Phase 1a/1b Study of STK-012 Monotherapy and in Combination With Pembrolizumab in Patients With Solid Tumors
Purpose
This is a first-in-human, phase 1a/1b, multicenter, open-label, dose escalation study of STK-012 as monotherapy and in combination with pembrolizumab in patients with selected advanced solid tumors.
Conditions
- Advanced Solid Tumor
- Non Small Cell Lung Cancer
- Head and Neck Squamous Cell Carcinoma
- Malignant Melanoma
- Renal Cell Carcinoma
- Cervical Cancer
- Microsatellite Instability High
- Gastric Cancer
- GastroEsophageal Cancer
- Urothelial Carcinoma
- Mismatch Repair Deficiency
Eligibility
- Eligible Ages
- Over 18 Years
- Eligible Genders
- All
- Accepts Healthy Volunteers
- No
Inclusion Criteria
- Patients must have selected tumor types and must have progressed after standard of care treatment, or be intolerant to treatment, or refused standard treatment. 2. Patients must be amenable to a fresh tissue biopsy, unless medically contraindicated. 3. Patients with central nervous system (CNS) metastases must have been treated and be asymptomatic.

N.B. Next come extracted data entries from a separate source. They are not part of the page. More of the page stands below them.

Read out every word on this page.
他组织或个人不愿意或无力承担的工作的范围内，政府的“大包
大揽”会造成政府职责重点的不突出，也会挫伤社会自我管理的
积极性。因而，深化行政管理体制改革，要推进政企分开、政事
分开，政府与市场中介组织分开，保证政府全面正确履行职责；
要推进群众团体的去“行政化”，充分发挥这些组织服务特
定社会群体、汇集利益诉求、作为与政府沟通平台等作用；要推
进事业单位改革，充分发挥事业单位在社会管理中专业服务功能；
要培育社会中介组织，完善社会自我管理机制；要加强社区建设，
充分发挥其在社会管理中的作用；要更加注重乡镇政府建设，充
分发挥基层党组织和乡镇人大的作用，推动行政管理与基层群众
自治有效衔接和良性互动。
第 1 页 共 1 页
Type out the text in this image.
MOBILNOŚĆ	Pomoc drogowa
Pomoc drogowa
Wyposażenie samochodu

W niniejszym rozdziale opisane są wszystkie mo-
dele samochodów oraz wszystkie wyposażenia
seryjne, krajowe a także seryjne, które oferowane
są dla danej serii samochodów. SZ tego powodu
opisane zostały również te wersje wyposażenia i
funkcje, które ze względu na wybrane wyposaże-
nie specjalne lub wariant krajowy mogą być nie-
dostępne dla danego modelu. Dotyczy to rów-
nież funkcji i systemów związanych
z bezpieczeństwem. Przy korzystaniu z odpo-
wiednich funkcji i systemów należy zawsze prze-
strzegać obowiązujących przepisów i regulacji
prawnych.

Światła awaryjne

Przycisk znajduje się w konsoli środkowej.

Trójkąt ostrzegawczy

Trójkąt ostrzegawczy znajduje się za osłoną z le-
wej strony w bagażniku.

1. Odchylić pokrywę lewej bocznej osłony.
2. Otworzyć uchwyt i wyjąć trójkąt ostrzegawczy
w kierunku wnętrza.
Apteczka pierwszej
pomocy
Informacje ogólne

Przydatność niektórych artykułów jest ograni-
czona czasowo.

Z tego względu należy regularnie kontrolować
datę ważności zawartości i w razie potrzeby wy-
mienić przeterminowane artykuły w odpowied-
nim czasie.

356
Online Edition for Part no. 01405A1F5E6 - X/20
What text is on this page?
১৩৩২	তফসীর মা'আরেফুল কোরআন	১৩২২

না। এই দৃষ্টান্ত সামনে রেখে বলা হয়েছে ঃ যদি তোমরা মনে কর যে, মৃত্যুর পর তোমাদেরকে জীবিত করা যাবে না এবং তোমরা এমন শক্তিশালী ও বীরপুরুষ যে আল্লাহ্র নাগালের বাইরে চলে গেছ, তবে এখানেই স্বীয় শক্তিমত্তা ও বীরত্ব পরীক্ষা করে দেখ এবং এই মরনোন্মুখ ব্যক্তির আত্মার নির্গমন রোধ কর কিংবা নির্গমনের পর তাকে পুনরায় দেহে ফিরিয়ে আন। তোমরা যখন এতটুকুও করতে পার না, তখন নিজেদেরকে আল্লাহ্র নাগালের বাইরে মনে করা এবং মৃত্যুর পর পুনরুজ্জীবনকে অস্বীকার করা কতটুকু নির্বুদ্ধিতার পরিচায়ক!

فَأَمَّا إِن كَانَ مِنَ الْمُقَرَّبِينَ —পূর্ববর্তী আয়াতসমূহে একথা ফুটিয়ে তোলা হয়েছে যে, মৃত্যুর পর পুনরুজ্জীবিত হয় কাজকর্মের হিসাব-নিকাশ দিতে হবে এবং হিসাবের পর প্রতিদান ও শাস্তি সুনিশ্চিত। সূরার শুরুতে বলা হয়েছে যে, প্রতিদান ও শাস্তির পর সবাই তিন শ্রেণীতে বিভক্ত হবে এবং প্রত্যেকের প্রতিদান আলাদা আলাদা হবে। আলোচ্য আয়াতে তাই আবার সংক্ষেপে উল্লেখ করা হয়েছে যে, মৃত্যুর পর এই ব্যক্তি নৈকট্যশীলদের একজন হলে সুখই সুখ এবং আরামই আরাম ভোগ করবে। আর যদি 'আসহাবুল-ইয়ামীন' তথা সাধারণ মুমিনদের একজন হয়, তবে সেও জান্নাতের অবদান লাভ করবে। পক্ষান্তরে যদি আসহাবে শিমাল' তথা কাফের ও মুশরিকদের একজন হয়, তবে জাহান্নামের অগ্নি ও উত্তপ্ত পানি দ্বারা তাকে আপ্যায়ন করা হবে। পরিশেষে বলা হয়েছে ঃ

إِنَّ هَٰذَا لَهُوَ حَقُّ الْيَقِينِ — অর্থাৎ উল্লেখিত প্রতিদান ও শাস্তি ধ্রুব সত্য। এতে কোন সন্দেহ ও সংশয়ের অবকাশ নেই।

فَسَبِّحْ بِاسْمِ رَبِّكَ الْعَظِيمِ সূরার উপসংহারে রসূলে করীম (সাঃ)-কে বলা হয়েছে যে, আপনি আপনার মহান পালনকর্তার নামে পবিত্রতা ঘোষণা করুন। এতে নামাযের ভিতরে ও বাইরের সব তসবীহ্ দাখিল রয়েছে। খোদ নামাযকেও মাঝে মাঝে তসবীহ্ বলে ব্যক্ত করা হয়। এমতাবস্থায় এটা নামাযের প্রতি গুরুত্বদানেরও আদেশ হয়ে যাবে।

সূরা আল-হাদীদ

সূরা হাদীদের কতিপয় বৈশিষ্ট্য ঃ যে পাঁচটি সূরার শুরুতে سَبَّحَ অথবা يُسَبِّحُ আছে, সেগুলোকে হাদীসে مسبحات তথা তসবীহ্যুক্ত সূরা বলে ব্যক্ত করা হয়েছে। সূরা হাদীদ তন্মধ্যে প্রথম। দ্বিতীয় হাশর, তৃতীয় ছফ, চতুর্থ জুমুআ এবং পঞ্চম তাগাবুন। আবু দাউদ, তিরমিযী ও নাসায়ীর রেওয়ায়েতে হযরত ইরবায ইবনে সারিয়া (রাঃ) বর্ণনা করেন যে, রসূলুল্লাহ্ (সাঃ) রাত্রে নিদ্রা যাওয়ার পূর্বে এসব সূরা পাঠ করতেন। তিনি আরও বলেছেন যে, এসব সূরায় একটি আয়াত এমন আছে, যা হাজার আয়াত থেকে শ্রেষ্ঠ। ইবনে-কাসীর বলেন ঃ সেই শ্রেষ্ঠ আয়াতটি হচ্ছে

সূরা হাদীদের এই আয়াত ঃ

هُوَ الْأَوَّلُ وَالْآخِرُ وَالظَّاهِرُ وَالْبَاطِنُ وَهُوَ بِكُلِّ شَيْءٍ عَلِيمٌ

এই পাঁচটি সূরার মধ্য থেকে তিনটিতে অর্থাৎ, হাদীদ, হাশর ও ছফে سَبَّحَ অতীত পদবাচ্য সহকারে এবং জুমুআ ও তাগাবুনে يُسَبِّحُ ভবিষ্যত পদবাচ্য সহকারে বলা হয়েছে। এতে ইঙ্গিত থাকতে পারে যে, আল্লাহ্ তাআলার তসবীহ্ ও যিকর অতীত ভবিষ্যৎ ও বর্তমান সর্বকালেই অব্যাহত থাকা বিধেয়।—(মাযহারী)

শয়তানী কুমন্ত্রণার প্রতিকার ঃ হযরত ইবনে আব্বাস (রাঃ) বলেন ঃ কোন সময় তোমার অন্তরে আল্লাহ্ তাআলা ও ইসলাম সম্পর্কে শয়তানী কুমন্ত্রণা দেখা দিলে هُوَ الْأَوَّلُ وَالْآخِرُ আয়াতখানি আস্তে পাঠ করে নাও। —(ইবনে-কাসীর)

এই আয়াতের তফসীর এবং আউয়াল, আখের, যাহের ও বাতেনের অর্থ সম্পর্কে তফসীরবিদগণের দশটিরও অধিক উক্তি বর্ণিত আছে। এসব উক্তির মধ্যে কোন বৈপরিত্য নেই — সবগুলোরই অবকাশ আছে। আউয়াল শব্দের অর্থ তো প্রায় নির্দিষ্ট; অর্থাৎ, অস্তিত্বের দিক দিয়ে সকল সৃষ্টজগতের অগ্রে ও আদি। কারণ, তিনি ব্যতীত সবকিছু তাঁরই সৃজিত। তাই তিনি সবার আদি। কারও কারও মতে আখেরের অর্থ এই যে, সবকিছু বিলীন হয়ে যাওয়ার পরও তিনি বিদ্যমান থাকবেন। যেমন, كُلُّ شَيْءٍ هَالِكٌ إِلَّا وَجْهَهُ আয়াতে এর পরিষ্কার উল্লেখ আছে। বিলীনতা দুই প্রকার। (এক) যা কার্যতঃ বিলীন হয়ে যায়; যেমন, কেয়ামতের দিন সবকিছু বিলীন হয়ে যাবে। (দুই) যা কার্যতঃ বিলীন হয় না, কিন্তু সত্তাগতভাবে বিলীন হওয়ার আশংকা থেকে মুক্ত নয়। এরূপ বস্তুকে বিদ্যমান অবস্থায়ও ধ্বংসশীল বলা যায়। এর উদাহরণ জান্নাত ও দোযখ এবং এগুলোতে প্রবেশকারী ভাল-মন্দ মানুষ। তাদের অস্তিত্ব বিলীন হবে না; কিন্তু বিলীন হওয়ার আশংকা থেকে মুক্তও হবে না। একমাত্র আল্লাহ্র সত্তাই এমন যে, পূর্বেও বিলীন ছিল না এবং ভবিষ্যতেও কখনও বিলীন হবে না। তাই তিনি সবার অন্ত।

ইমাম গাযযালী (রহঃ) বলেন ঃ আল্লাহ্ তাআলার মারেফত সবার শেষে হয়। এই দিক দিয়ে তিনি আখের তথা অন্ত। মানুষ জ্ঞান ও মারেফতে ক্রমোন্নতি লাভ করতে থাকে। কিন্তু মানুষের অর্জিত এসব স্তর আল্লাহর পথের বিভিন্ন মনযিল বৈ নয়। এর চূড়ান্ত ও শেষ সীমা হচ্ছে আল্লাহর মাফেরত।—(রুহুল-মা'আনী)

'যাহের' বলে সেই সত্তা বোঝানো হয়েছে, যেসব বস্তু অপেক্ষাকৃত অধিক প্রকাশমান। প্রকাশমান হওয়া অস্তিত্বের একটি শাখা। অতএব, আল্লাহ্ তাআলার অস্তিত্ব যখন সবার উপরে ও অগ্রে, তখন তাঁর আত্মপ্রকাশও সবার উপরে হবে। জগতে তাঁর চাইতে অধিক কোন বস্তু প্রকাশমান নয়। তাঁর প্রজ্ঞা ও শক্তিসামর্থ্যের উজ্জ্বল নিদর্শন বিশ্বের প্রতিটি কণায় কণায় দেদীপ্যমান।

Selected
Exclusion Criteria
- Received systemic anti-cancer therapy within 3 weeks of the first dose of study treatment or small molecule kinase inhibitors within 6 elimination half-lives of the first dose of study treatment. 2. Received radiotherapy within 2 weeks of the first dose of study treatment. 3. Received prior IL-2-based or IL-15-based cytokine therapy.
Study Design
- Phase
- Phase 1
- Study Type
- Interventional
- Allocation
- Non-Randomized
- Intervention Model
- Sequential Assignment
- Primary Purpose
- Treatment
- Masking
- None (Open Label)
Arm Groups
Arm | Description | Assigned Intervention |
---|---|---|
Experimental Part A: STK-012 weekly (QW) monotherapy dose escalation |
STK-012 will be administered in sequential ascending doses as monotherapy subcutaneously (SC) QW until unacceptable toxicity, disease progression, or withdrawal of consent. |
|
Experimental Part B: STK-012 every three weeks (Q3W) monotherapy dose escalation |
STK-012 will be administered in sequential ascending doses as monotherapy SC Q3W until unacceptable toxicity, disease progression, or withdrawal of consent. |
|
Experimental Part C: STK-012 Q3W + pembrolizumab dose escalation |
STK-012 will be administered in sequential ascending doses SC Q3W in combination with a fixed dose of pembrolizumab intravenously (IV) Q3W until unacceptable toxicity, disease progression, or withdrawal of consent. |
|
Experimental Part D: Dose expansions |
STK-012 will be administered at the RP2D SC as monotherapy and in combination with a fixed dose of pembrolizumab IV Q3W until unacceptable toxicity, disease progression, or withdrawal of consent. |
|
Recruiting Locations
Massachusetts General Hospital
Boston, Massachusetts 02114
Boston, Massachusetts 02114
More Details
- Status
- Recruiting
- Sponsor
- Synthekine
Detailed Description
The phase 1a portion of the study is standard 3+3 dose escalation design to evaluate STK-012 as monotherapy and in combination with pembrolizumab in patients with selected solid tumors who have progressed after standard of care treatments. The phase 1b portion of the study includes dose expansions to evaluate STK-012 as monotherapy and in combination with pembrolizumab at the candidate recommended phase 2 dose (RP2D) in selected solid tumor types.